Richard Stadler, chair of an EU Confederation of Food and Drinks Industries (CIAA) scientific group studying ways to reduce acrylamide in food products, said further reductions would have to come via some form of technological breakthrough.
The CIAA scientific group is also focusing on pushing the agricultural sector to develop new varieties of vegetables that do not tend to form acrylamide during manufacturing processes, Stadler said.
Stadler, who is head of quality management at Nestlé's product technology centre in Switzerland, spoke yesterday at the CIAA's annual meeting being held here in Belgium's capital.
Another potential technique is the use of an enzyme that has been shown to transform acrylamide back into asparagine, a naturally occurring chemical, he said. The enzyme has not yet been approved for use in the EU he noted.
Stadler is part of a CIAA team that assesses techniques for reducing the chemical in foods. Workable techniques are then published as part of a CIAA effort to share such information with smaller manufacturers, who may not have access to the resources available to the larger companies.
It is also part of a commitment to regulators by the EU's food industry to investigate all possible ways for reducing acrylamide levels. The commitment includes funding primary research into the chemical's formation.
So far the EU's food industry has investigated 105 approaches to reducing the potential carcinogen in food products and 39 changes have been applied in the EU, Stadler said in his presentation of the work.
He noted that in reality only eight of the changes could be implemented without any significant alternation to the food product.
"These are the low hanging fruit," Stadler said. "What we need to focus on is controlling acrylamide formation at the agricultural level."
Progress has also been made in identifying key intermediates in acrylamide formation, such as 3-aminopropionamide, he said.
"The thermolytic release of acrylamide from gluten in wheat bread rolls was demonstrated as an alternative pathway, albeit with only low yields," he said.
A wide range of cooked foods - prepared industrially, in catering, or at home - contain acrylamide at levels between a few parts per billion (ppb) to over 1000 ppb. The foods include bread, fried potatoes and coffee as well as specialty products like potato crisps, biscuits, crisp bread, and a range of other heat-processed products.
Acrylamide hit the headlines in 2002 when scientists at the Swedish Food Administration first reported unexpectedly high levels of the potential carcinogen in carbohydrate-rich foods cooked at high temperatures. Until then acrylamide was known only as a highly reactive industrial chemical, present also at low levels for example in tobacco smoke.
Since the Swedish discovery a global effort has been underway to amass data about this chemical. More than 200 research projects have been initiated around the world, and their findings co-ordinated by national governments, the EU and the United Nations.
Acrylamide appears to form as a result of a reaction between specific amino acids, including asparagine, and sugars found in foods reaching high temperatures during cooking processes. The process is known as the Maillard reaction. This occurs at temperatures above 100°C (212°F).
The work of the CIAA's scientific group on acrylamide has resulted in a "toolbox" of techniques that apply to different sectors.

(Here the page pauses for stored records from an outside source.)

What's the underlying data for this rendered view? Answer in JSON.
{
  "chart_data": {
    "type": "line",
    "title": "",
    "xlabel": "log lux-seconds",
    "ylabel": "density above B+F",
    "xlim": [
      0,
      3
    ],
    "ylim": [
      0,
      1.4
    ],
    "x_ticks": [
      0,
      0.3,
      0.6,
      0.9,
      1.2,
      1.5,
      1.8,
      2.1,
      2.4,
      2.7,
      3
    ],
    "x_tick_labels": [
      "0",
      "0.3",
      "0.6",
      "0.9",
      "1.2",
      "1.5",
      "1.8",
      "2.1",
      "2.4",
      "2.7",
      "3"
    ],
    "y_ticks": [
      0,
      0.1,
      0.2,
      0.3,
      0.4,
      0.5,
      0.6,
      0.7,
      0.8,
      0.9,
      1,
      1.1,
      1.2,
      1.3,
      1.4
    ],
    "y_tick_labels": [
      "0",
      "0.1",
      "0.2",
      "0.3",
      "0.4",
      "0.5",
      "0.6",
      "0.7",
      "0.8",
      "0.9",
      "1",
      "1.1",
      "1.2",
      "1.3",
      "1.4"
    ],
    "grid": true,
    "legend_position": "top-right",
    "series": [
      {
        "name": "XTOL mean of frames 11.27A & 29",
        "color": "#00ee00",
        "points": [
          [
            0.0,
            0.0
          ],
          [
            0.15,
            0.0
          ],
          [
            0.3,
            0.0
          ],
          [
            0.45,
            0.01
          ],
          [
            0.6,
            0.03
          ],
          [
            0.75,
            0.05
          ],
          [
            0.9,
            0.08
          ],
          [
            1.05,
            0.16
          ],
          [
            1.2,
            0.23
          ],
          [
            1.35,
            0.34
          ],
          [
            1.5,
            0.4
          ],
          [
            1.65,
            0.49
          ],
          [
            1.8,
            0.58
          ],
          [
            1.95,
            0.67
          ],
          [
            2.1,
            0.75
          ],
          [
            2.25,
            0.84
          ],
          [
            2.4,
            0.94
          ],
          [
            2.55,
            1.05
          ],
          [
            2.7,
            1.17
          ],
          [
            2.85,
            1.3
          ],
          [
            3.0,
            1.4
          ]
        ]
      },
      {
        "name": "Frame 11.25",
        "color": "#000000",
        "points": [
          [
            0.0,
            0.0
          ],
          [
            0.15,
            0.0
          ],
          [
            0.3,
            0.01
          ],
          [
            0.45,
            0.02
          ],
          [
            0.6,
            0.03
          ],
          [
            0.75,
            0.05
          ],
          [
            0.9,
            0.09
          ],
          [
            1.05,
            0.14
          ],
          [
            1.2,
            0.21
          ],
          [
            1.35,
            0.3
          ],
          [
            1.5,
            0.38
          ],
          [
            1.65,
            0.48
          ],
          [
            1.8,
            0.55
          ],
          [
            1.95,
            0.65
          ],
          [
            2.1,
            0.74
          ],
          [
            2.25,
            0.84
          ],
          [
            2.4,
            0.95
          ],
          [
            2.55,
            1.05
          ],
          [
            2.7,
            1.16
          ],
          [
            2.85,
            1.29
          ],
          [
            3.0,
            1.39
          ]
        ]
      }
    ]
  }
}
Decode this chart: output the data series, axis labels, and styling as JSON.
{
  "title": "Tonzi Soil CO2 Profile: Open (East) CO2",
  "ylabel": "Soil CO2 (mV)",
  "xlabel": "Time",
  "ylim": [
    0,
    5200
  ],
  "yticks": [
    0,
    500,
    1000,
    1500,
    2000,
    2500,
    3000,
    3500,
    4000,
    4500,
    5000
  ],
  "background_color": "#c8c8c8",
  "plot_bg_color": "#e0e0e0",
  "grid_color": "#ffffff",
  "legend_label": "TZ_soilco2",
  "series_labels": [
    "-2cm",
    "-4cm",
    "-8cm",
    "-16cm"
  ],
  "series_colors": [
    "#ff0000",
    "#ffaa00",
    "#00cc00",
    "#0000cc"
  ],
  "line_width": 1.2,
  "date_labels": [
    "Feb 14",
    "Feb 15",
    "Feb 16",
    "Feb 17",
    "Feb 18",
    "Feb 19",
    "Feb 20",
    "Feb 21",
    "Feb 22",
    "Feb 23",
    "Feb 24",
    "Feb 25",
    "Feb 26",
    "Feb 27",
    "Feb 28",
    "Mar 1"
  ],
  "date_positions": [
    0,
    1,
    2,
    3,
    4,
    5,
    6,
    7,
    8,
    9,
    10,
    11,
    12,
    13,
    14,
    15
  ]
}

Stadler said the group has produced pamphlets suggesting how recipes and processing techniques can be changed for specific food manufacturing sectors. Their targets include those manufacturing baked products and chips or crisps.
The pamphlets, which summarise methods contained in the CIAA's main toolbox document, have been sent to the EU's national regulators for comments. They will then be distributed by national regulators once the working group publishes them in final form.
The CIAA main document on acrylamide reduction was last updated at the end of September.
Steve Chandler, secretary general of the European Snacks Association, said the crisps sector has managed to reduce acrylamide by up to 40 per cent in packaged products. The CIAA's annual conference ends today.